Consumers don’t matter. They really don’t.
In case you thought superannuation was about the fund members and that the 9% Superannuation Guarantee was all about your retirement savings, then think again. In the heat of the battle, sometimes civilians get hurt and anyone who has followed the Afghan and Iraqi conflicts knows that when innocent people get hurt in the wake of a war, such carnage is called ‘collateral damage’.
Consumers are ‘collateral damage’
Well, the consumers are continuing to be ‘collateral damage’ while the superannuation industry protects its business interests.
On the cusp of real change (which is still possible), the Government and its related committees have blinked first. Despite the financial disasters we have all witnessed ranging from the GFC, to Storm, to Westpoint, to the collapse of a multitude of commission-based managed investment schemes, the Ripoll committee has recommended that the Government consult with the industry about the best way to remove commissions, eventually.
Here we go again. The Government is worried about hurting the feelings of commission-based planners and the industry that supports such a remuneration structure. Oh… I know: let’s just call the commissions (payments from product providers) another name, and the Government can say they have done something.
Apparently, one of the reasons the committee went soft on commission payments was because some of the committee members were concerned about the impact on the insurance industry if commissions were removed. If this is the reason, then leave commissions on insurance products. One step at a time, and in my mind, insurance is more a transaction product rather than investment product in any case.
Always act in best interests of client
In defence of the Ripoll crew, they were up against a formidable industry with huge influence over many parliamentarians, but stating that financial planners should have a fiduciary obligation to clients and operate in the best interests of the client is like stating that drivers should follow the speed limit (even though many don’t). Of course they should, and there should be rules in place to ensure they do, and penalties when they don’t.
This ‘best interests’ con is a joke. Get out of the industry if you’re not willing to act in your client’s best interests. A financial planner already has a fiduciary obligation to his or her client, and I believe commissions are already in conflict with this obligation. Don’t consumers think that a financial adviser is acting on the consumer’s behalf, and doesn’t the adviser purport to act on the consumer’s behalf, akin to a trust relationship? Isn’t that a fiduciary relationship, even though most advisers are breaching this obligation? Just because they’re not fulfilling their obligations, doesn’t mean an obligation doesn’t exist. I can’t understand why the entire industry and Government are turning a blind eye to this nonsense.
No one has yet truly tested this in court. I have read views from lawyers arguing it is a fiduciary relationship, and others who argue it isn’t. I encourage Choice or the Industry Super Network or some other group that is anti-commission to test this theory in court, or at least, research the possibility of court action.

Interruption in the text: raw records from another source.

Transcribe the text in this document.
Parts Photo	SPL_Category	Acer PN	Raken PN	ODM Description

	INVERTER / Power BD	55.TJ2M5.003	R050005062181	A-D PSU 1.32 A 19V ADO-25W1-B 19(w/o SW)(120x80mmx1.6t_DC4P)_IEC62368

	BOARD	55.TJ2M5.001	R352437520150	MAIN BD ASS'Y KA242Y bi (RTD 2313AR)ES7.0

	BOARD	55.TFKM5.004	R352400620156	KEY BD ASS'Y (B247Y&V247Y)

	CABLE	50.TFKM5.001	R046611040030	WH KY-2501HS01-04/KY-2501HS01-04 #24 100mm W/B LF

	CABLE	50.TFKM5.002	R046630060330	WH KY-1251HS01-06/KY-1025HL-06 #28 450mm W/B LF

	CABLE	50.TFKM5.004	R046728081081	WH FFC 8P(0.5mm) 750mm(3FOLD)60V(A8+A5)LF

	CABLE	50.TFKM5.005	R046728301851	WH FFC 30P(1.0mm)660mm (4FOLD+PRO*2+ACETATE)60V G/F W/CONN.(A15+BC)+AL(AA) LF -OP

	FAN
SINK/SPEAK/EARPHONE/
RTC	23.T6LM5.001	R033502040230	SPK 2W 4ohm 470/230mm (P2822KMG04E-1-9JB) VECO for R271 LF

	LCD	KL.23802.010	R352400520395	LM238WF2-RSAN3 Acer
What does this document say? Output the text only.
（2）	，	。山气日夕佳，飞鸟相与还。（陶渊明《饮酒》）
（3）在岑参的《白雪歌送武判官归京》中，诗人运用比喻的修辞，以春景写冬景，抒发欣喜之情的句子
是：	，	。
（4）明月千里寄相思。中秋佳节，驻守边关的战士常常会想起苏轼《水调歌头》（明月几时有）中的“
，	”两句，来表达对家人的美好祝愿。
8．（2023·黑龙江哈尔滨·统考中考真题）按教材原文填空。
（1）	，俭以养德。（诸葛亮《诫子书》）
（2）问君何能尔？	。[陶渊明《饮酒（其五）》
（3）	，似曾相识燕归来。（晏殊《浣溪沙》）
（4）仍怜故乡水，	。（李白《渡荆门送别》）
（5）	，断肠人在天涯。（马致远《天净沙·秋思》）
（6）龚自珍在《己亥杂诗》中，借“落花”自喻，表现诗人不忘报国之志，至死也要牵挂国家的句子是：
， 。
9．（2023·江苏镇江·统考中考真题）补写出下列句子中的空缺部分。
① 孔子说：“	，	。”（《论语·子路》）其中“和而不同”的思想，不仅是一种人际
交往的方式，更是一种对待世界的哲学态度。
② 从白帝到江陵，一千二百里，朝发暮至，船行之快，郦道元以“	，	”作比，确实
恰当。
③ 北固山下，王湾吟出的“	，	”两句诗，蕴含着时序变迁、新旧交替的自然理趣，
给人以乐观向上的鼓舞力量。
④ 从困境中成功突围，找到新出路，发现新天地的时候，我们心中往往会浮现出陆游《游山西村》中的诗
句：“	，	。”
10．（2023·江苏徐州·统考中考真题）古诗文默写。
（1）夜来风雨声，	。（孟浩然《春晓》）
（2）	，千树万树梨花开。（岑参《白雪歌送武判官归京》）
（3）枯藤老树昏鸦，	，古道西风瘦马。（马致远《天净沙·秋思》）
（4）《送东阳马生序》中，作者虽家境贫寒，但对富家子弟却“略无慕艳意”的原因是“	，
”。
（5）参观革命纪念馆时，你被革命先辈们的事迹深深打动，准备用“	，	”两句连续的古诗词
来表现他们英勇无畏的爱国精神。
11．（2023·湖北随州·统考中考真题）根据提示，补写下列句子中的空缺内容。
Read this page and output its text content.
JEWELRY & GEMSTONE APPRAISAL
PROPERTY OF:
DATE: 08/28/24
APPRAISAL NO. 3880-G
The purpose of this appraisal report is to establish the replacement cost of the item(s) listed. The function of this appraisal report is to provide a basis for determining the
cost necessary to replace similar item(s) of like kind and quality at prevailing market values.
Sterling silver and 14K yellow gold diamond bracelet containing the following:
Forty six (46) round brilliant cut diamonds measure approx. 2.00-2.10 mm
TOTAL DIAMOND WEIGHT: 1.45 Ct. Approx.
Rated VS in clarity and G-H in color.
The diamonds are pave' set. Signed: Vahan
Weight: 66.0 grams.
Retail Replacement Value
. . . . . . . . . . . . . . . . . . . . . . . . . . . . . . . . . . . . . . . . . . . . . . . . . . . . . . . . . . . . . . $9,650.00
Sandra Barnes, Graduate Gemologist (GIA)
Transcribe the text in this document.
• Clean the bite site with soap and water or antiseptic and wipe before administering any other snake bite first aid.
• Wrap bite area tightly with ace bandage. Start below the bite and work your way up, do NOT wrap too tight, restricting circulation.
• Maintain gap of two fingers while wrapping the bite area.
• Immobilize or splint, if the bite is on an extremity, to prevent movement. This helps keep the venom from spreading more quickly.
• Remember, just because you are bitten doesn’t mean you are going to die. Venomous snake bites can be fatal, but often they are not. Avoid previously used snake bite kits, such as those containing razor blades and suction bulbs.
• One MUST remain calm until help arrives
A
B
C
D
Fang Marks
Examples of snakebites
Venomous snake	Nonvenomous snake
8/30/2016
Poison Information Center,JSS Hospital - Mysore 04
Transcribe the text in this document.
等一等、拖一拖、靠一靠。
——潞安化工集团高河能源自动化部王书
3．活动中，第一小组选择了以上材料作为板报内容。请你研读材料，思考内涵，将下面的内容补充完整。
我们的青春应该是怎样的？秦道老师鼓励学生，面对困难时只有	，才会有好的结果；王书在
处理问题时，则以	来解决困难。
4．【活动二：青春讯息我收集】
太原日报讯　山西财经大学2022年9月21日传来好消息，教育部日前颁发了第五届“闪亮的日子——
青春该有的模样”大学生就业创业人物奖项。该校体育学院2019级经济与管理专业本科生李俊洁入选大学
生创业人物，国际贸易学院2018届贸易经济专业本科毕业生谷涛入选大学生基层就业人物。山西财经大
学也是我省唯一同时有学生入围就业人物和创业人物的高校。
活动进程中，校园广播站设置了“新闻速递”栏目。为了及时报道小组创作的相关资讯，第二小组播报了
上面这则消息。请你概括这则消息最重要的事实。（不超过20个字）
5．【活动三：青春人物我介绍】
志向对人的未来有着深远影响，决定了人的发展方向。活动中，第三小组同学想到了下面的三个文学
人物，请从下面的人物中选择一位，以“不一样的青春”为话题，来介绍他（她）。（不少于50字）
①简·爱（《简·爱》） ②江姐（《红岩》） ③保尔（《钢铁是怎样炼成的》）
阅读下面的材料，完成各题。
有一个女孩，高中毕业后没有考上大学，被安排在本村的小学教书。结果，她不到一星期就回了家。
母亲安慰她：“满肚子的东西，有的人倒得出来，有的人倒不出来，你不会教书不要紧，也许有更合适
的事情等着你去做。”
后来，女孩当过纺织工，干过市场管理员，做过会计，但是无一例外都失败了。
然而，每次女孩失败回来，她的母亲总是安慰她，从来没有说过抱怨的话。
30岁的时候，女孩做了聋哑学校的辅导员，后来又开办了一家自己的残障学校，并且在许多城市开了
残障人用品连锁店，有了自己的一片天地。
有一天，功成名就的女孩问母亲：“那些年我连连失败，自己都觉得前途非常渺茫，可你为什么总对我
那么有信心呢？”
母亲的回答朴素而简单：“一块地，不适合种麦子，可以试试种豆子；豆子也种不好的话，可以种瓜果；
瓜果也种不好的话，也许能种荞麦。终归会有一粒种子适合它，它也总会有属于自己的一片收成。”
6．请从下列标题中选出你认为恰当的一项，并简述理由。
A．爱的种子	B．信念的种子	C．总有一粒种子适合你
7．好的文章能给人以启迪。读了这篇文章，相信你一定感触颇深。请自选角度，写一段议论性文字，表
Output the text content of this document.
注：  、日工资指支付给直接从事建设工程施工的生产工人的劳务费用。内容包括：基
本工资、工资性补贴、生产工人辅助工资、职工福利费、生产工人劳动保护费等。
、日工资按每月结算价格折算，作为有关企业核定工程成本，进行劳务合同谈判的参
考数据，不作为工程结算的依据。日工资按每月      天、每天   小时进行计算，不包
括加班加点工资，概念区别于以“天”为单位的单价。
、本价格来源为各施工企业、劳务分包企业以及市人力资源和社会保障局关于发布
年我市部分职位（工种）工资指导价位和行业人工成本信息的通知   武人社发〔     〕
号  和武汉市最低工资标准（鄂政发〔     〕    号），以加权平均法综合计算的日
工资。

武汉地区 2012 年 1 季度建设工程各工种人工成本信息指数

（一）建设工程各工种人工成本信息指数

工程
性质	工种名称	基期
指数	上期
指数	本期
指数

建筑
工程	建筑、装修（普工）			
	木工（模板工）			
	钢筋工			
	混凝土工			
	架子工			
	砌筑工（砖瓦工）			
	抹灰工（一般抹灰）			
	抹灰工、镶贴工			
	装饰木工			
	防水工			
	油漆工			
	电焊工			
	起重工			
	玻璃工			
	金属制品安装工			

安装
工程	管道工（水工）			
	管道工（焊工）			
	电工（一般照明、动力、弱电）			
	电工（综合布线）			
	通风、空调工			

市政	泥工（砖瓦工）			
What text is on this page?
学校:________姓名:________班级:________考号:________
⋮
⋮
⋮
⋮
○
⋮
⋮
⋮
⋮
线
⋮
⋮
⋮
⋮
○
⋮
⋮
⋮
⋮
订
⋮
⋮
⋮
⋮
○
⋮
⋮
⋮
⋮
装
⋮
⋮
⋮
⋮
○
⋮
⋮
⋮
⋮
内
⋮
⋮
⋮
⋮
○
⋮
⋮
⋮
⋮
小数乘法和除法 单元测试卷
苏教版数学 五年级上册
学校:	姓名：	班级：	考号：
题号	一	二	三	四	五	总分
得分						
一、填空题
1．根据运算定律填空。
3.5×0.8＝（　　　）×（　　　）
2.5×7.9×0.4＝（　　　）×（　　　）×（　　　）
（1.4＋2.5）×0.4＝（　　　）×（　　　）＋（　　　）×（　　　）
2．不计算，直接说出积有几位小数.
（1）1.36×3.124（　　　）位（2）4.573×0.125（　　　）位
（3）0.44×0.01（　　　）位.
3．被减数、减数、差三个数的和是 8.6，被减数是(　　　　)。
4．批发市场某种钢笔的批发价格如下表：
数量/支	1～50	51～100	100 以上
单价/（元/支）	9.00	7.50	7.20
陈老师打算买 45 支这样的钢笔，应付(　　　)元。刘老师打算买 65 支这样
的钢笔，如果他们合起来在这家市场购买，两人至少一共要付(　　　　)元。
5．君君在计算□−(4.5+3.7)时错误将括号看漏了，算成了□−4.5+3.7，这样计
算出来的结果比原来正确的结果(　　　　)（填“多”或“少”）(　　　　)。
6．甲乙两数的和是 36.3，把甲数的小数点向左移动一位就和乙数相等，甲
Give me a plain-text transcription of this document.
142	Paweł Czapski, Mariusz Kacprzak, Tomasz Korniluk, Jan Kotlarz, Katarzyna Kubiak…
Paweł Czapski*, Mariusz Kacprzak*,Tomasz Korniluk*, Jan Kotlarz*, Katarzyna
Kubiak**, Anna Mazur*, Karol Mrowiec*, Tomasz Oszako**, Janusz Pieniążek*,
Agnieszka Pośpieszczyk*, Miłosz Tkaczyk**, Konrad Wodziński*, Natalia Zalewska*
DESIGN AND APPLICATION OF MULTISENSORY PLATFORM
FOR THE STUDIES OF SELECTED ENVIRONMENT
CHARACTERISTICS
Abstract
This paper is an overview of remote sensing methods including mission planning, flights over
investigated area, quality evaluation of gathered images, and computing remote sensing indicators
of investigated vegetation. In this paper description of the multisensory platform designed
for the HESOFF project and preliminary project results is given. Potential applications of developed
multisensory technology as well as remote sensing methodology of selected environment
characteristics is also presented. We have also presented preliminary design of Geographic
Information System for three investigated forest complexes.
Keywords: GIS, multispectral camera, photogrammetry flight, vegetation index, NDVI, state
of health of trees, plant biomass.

I’m certain there are plenty are lawyers who would jump at the chance to make financial services history. Imagine the class actions if it were to be found that the commission-based structures in place for the past 25, 30 and even 40 years, potentially breached an adviser’s obligations to his client.
Let the battles begin…
I started in the superannuation sector, working for the regulator (ISC) in 1988. Award superannuation, the predecessor to Superannuation Guarantee (SG), was still finding its feet and the major financial organisations such as AMP, National Mutual (now AXA) and the like had to make room for new super entrants – industry funds – with names like Cbus, and ARF and STA (now AustralianSuper).
The super world was changing and soon there would be a thriving private superannuation industry supporting a massive funds management sector.
In 1992, the Government introduced SG, compulsory super contributions for (nearly) all workers, and then the war really began. The introduction of SG led to the amazing growth of the industry fund sector, and to record-breaking profits for the retail and funds management industry. Riches are not enough it seems. The retail sector seems to want more money, and the industry fund sector seems to want more power.
The retail funds, represented by IFSA and indirectly, the Financial Planning Association, hate industry funds. The industry funds, represented by the Industry Super Network hate retail funds. Now, both sectors are threatened by the rise and rise of DIY super funds.
Amid the noise of the super gladiators, the consumer voice seems to have been lost, and with it, the opportunity to provide more Australians with independent and quality advice.
We have a massive super industry dependent on the political whims of the Government in power and, sometimes, the battles get ugly.
The industry funds sector seems to be running out of political steam although they’re currently winning the war. And now, we have the Liberals openly siding with the retail industry on commissions (read ‘help get us in at the next election’), while IFSA’s gleeful John Brogden is forgetting he’s no longer a Liberal politician.
Please…isn’t it time for some real change?